И здесь тоже она сразу установила ясный размеренный порядок дня. И правда, отдых и покой, сон и безделье, морские купания и вечерние прогулки по набережной наполняли лето смыслом, словно и спокойствие, и длительные сиесты можно было запасти впрок, как варенье или вино из урожая этого года, и потом понемногу лакомиться весь год, подслащивая промозглые осенние или стылые зимние дни.

По вечерам они недолго гуляли вдоль моря, иногда пробовали новый неисчислимый сорт итальянского мороженого или выпивали по бокалу вина. И много говорили.

В один особенно жаркий день тётушка почувствовала слабость и провела его в постели. Марин тоже не пошла на море и осталась дома, в легкомысленной, переукрашенной беленькой квартирке восьмидесятилетней кокетки и тусовщицы, сейчас в толкотне туристического парижского лета наслаждавшейся некоей «особенной» компанией в свободном от парижан городе.
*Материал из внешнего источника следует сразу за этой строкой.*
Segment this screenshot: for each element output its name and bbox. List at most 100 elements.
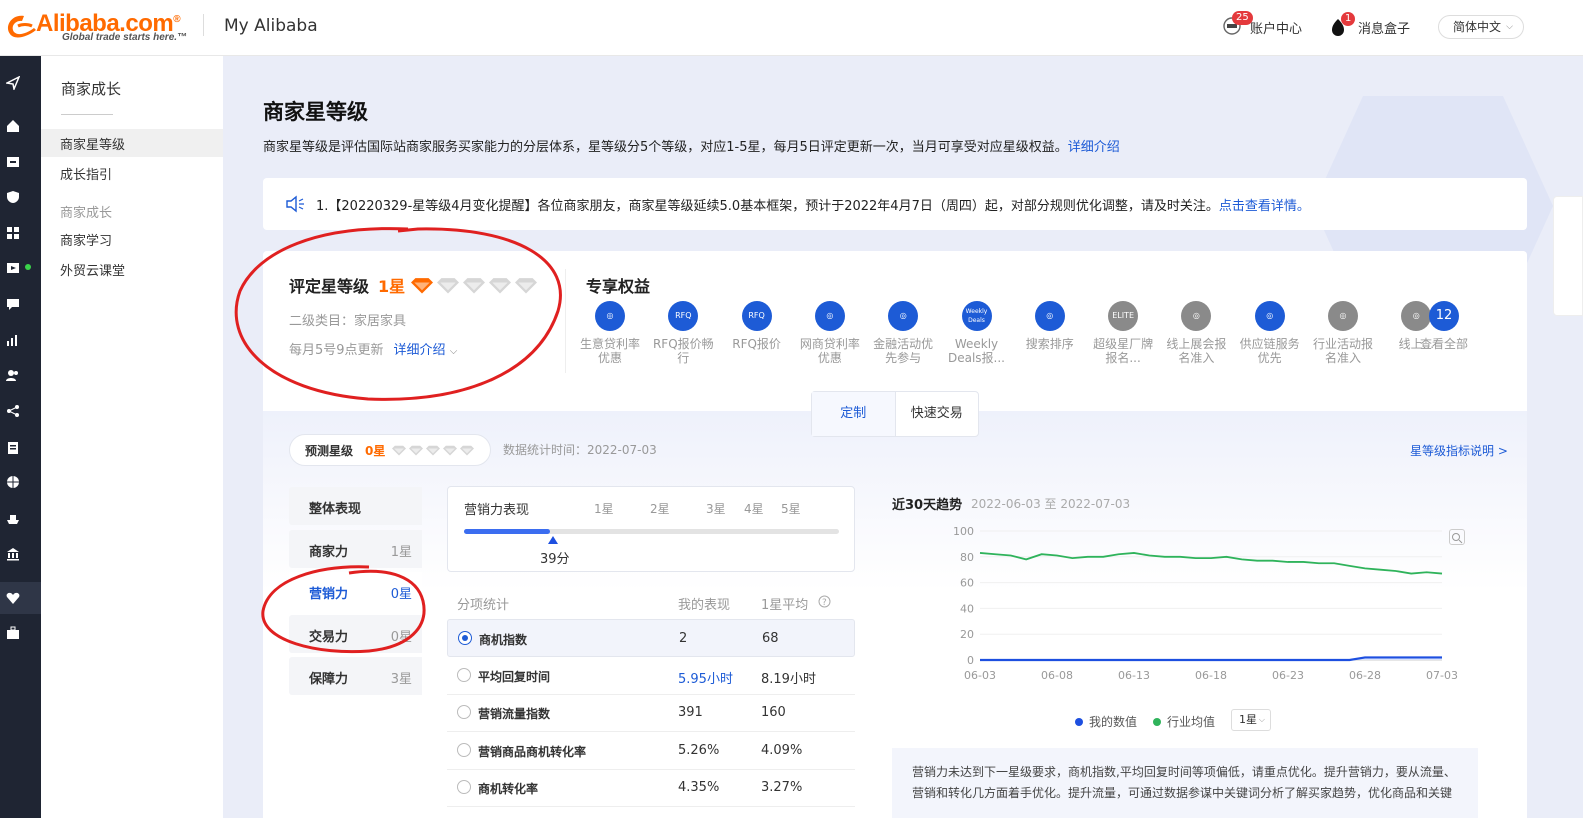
language-select[interactable]: 简体中文 ⌵ xyxy=(1438,15,1524,39)
diamond-filled-icon xyxy=(411,278,433,294)
sidebar-item-growth-guide[interactable]: 成长指引 xyxy=(60,164,112,183)
dimension-tab[interactable]: 交易力 0星 xyxy=(289,614,422,653)
progress-pointer-icon xyxy=(548,536,558,544)
table-row[interactable]: 商机转化率 4.35% 3.27% xyxy=(447,769,855,808)
x-tick-label: 06-03 xyxy=(964,669,996,682)
row-avg: 4.09% xyxy=(761,742,803,758)
notice-detail-link[interactable]: 点击查看详情。 xyxy=(1219,199,1310,214)
benefit-item[interactable]: ELITE 超级星厂牌报名... xyxy=(1088,301,1158,365)
benefit-item[interactable]: ◎ 金融活动优先参与 xyxy=(868,301,938,365)
x-tick-label: 06-23 xyxy=(1272,669,1304,682)
benefit-item[interactable]: ◎ 供应链服务优先 xyxy=(1235,301,1305,365)
benefit-item[interactable]: ◎ 行业活动报名准入 xyxy=(1308,301,1378,365)
description-detail-link[interactable]: 详细介绍 xyxy=(1068,140,1120,155)
tab-quick-trade[interactable]: 快速交易 xyxy=(896,392,979,436)
level-value: 1星 xyxy=(378,277,406,296)
level-title: 评定星等级 xyxy=(289,277,370,296)
row-radio[interactable] xyxy=(457,667,471,682)
network-icon[interactable] xyxy=(6,404,20,418)
benefit-item[interactable]: RFQ RFQ报价畅行 xyxy=(648,301,718,365)
apps-icon[interactable] xyxy=(6,226,20,240)
favorites-nav-item[interactable] xyxy=(0,582,41,614)
performance-mark: 5星 xyxy=(781,502,801,516)
indicator-explain-link[interactable]: 星等级指标说明 > xyxy=(1410,442,1508,459)
dimension-tab[interactable]: 营销力 0星 xyxy=(289,572,422,610)
bar-chart-icon[interactable] xyxy=(6,333,20,347)
benefit-label: 行业活动报名准入 xyxy=(1312,337,1373,365)
legend-industry-label: 行业均值 xyxy=(1167,715,1216,729)
diamond-empty-icon xyxy=(489,278,511,294)
chevron-down-icon: ⌵ xyxy=(1506,22,1513,32)
benefit-view-all[interactable]: 12 查看全部 xyxy=(1409,301,1479,351)
benefit-item[interactable]: ◎ 生意贷利率优惠 xyxy=(575,301,645,365)
benefit-item[interactable]: RFQ RFQ报价 xyxy=(722,301,792,351)
send-icon[interactable] xyxy=(6,76,20,90)
level-update-line: 每月5号9点更新 详细介绍 ⌵ xyxy=(289,339,457,358)
building-icon: ◎ xyxy=(1181,301,1212,331)
benefit-label: 生意贷利率优惠 xyxy=(579,337,640,365)
table-row[interactable]: 平均回复时间 5.95小时 8.19小时 xyxy=(447,657,855,695)
diamond-empty-icon xyxy=(409,445,423,456)
table-row[interactable]: 营销商品商机转化率 5.26% 4.09% xyxy=(447,732,855,770)
table-row[interactable]: 营销流量指数 391 160 xyxy=(447,694,855,733)
dimension-tab[interactable]: 保障力 3星 xyxy=(289,657,422,695)
performance-mark: 2星 xyxy=(650,502,670,516)
diamond-empty-icon xyxy=(437,278,459,294)
row-radio[interactable] xyxy=(457,742,471,757)
svg-text:?: ? xyxy=(822,598,827,608)
ranking-icon: ◎ xyxy=(1034,301,1065,331)
shield-icon[interactable] xyxy=(6,190,20,204)
benefit-item[interactable]: ◎ 网商贷利率优惠 xyxy=(795,301,865,365)
video-icon[interactable] xyxy=(6,261,20,275)
page-description-text: 商家星等级是评估国际站商家服务买家能力的分层体系，星等级分5个等级，对应1-5星… xyxy=(263,140,1068,155)
dimension-tab[interactable]: 商家力 1星 xyxy=(289,529,422,568)
globe-icon: ◎ xyxy=(1254,301,1285,331)
ship-icon[interactable] xyxy=(6,511,20,525)
level-detail-link[interactable]: 详细介绍 ⌵ xyxy=(394,343,458,358)
benefit-item[interactable]: ◎ 线上展会报名准入 xyxy=(1161,301,1231,365)
dimension-value: 0星 xyxy=(390,587,412,602)
hand-coin-icon: ◎ xyxy=(595,301,625,331)
benefit-label: 网商贷利率优惠 xyxy=(799,337,860,365)
alibaba-logo[interactable]: Alibaba.com® Global trade starts here.™ xyxy=(2,8,192,46)
row-radio[interactable] xyxy=(458,631,472,645)
sidebar-item-cloud-class[interactable]: 外贸云课堂 xyxy=(60,260,125,279)
online-dot xyxy=(25,264,31,270)
row-avg: 3.27% xyxy=(761,780,803,796)
briefcase-icon[interactable] xyxy=(6,626,20,640)
row-name: 营销商品商机转化率 xyxy=(478,744,587,759)
globe-icon[interactable] xyxy=(6,475,20,489)
diamond-empty-icon xyxy=(443,445,457,456)
benefit-item[interactable]: Weekly Deals Weekly Deals报... xyxy=(942,301,1012,365)
legend-mine: 我的数值 xyxy=(1075,713,1137,730)
benefit-view-all-label: 查看全部 xyxy=(1419,337,1468,351)
sidebar-item-learning[interactable]: 商家学习 xyxy=(60,230,112,249)
dimension-tab[interactable]: 整体表现 xyxy=(289,487,422,525)
trend-title: 近30天趋势 xyxy=(892,498,963,513)
home-icon[interactable] xyxy=(6,119,20,133)
side-floating-ribbon[interactable] xyxy=(1553,196,1583,316)
x-tick-label: 06-18 xyxy=(1195,669,1227,682)
help-icon[interactable]: ? xyxy=(818,595,831,608)
users-icon[interactable] xyxy=(6,368,20,382)
clipboard-icon[interactable] xyxy=(6,440,20,454)
store-icon[interactable] xyxy=(6,154,20,168)
row-radio[interactable] xyxy=(457,705,471,720)
bank-icon[interactable] xyxy=(6,547,20,561)
sidebar-item-star-level[interactable]: 商家星等级 xyxy=(60,134,125,153)
header-divider xyxy=(203,14,204,36)
benefit-item[interactable]: ◎ 搜索排序 xyxy=(1015,301,1085,351)
tab-custom[interactable]: 定制 xyxy=(812,392,896,436)
y-tick-label: 60 xyxy=(960,577,974,590)
x-tick-label: 07-03 xyxy=(1426,669,1458,682)
trend-level-select[interactable]: 1星 ⌵ xyxy=(1231,709,1271,731)
y-tick-label: 0 xyxy=(967,654,974,667)
site-title[interactable]: My Alibaba xyxy=(224,16,318,36)
table-row[interactable]: 商机指数 2 68 xyxy=(447,619,855,657)
message-badge: 1 xyxy=(1341,12,1356,26)
legend-mine-label: 我的数值 xyxy=(1089,715,1138,729)
row-radio[interactable] xyxy=(457,780,471,795)
diamond-empty-icon xyxy=(392,445,406,456)
performance-score: 39分 xyxy=(540,552,570,567)
chat-icon[interactable] xyxy=(6,297,20,311)
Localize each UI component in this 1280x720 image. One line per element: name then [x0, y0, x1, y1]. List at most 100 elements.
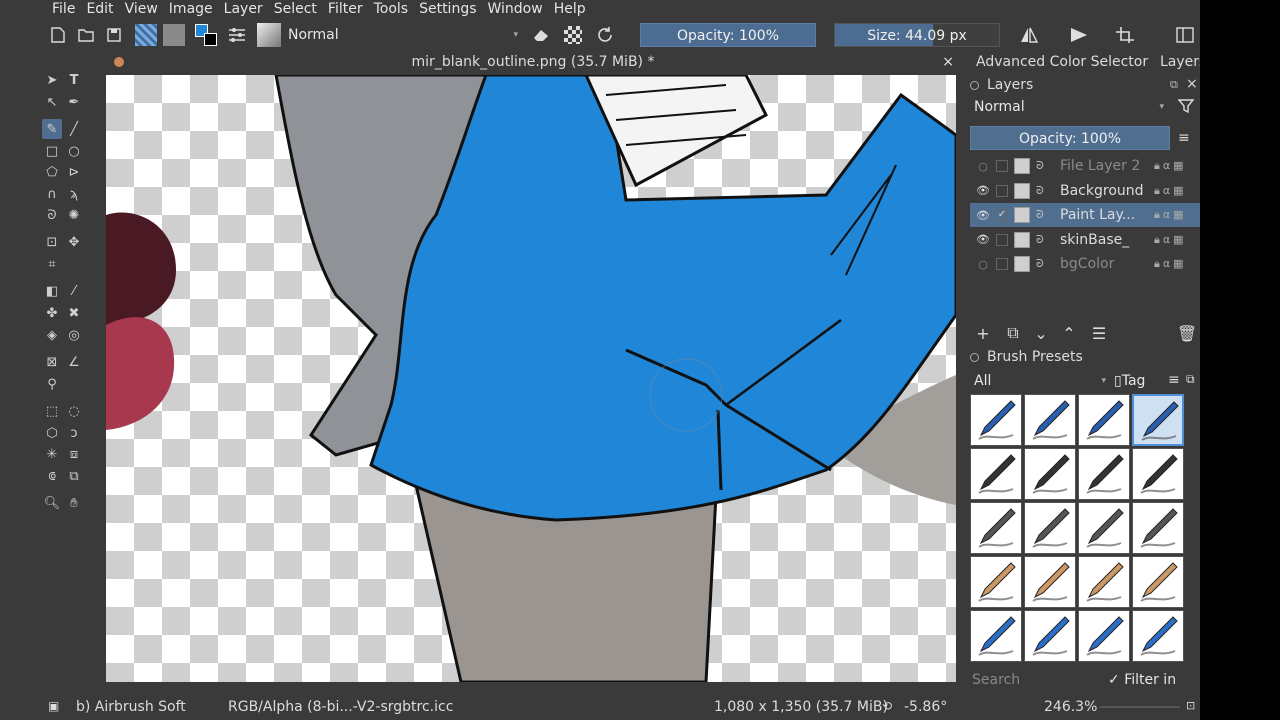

Марин нашла на единственной книжной полке с детства добрую знакомую «Джейн Эйр» и валялась с ней в прохладной комнате, иногда ложась грудью на раскалённую балконную решетку и оглядывая улицу: кебабную внизу, ниццских дам с собаками на длинных поводках, облачённых в белые комбинезоны строителей, делавших ремонт фасада напротив и каждый раз оживлённо приветствовавших её появление. Она с усмешечкой качала головой, мол, ну вы дураки-и-и, выкуривала сигарету и возвращалась за взлетавшую на сквозняке белую штору к книжке.

Когда её позвала тетя Аня, она принесла ей воды и холодный виноград.

Тётушка к вечеру немного окрепла, и голос уже не прерывался, и красные круглые монеты на щеках прошли. Марин как раз хотела сказать, что пойдёт на часок пройдётся, но тётя Аня, повыше подняв под спину подушки и сцепив руки на груди, произнесла:

– Мой отец влюбился в мою мать на допросе. Сам из деревенской бедноты, он попал в недавнюю столицу по кровавой карьерной лестнице: «зачистки» кулаков, отъём «излишков» у голодающих крестьян, расстрелы списками. Социальные лифты революции большевиков.

Мама, старшая дочь, жила с родителями и двумя сестрами. Старший брат уже давно был в лагере, проходил по делу одного из монархических кружков в 1925 году. Собственно, отец вёл её допрос, потому что в конце 29-го года был принят так называемый закон о невозвращенцах, а юная жена брата чудом уехала сразу после его ареста с их новорождённым сыном к родственникам во Францию и не вернулась.

Маме было 19 лет, и, хотя уже было понятно, что шутить и радоваться совершенно нечему, вела она себя вполне вызывающе. Ну то есть как вызывающе? Говорила, что её брат благороднейший человек, и лучше бы никому на её «пёсика-братика» – его детское прозвище между ними – напраслины не возводить. В таком духе. Что ничего не знала, разумеется. Что уже писала и ещё будет писать в правительство требование освободить Александра. Что уверена в его невиновности. А когда его выпустят – и его жена тут же вернётся, вот сами увидите.

Брянский коммунар смотрел на неё немигающим взглядом из-под низкого лба, не перебивал. Когда надо было подписать допрос, она спросила: а есть ли вероятность, что братик увидит его? И получив качок головы, означавший «ни да – ни нет», вместо подписи поцеловала казённый лист, оставив след своей светло-розовой помады. Чтобы он знал, как я люблю его. Как мы все его любим.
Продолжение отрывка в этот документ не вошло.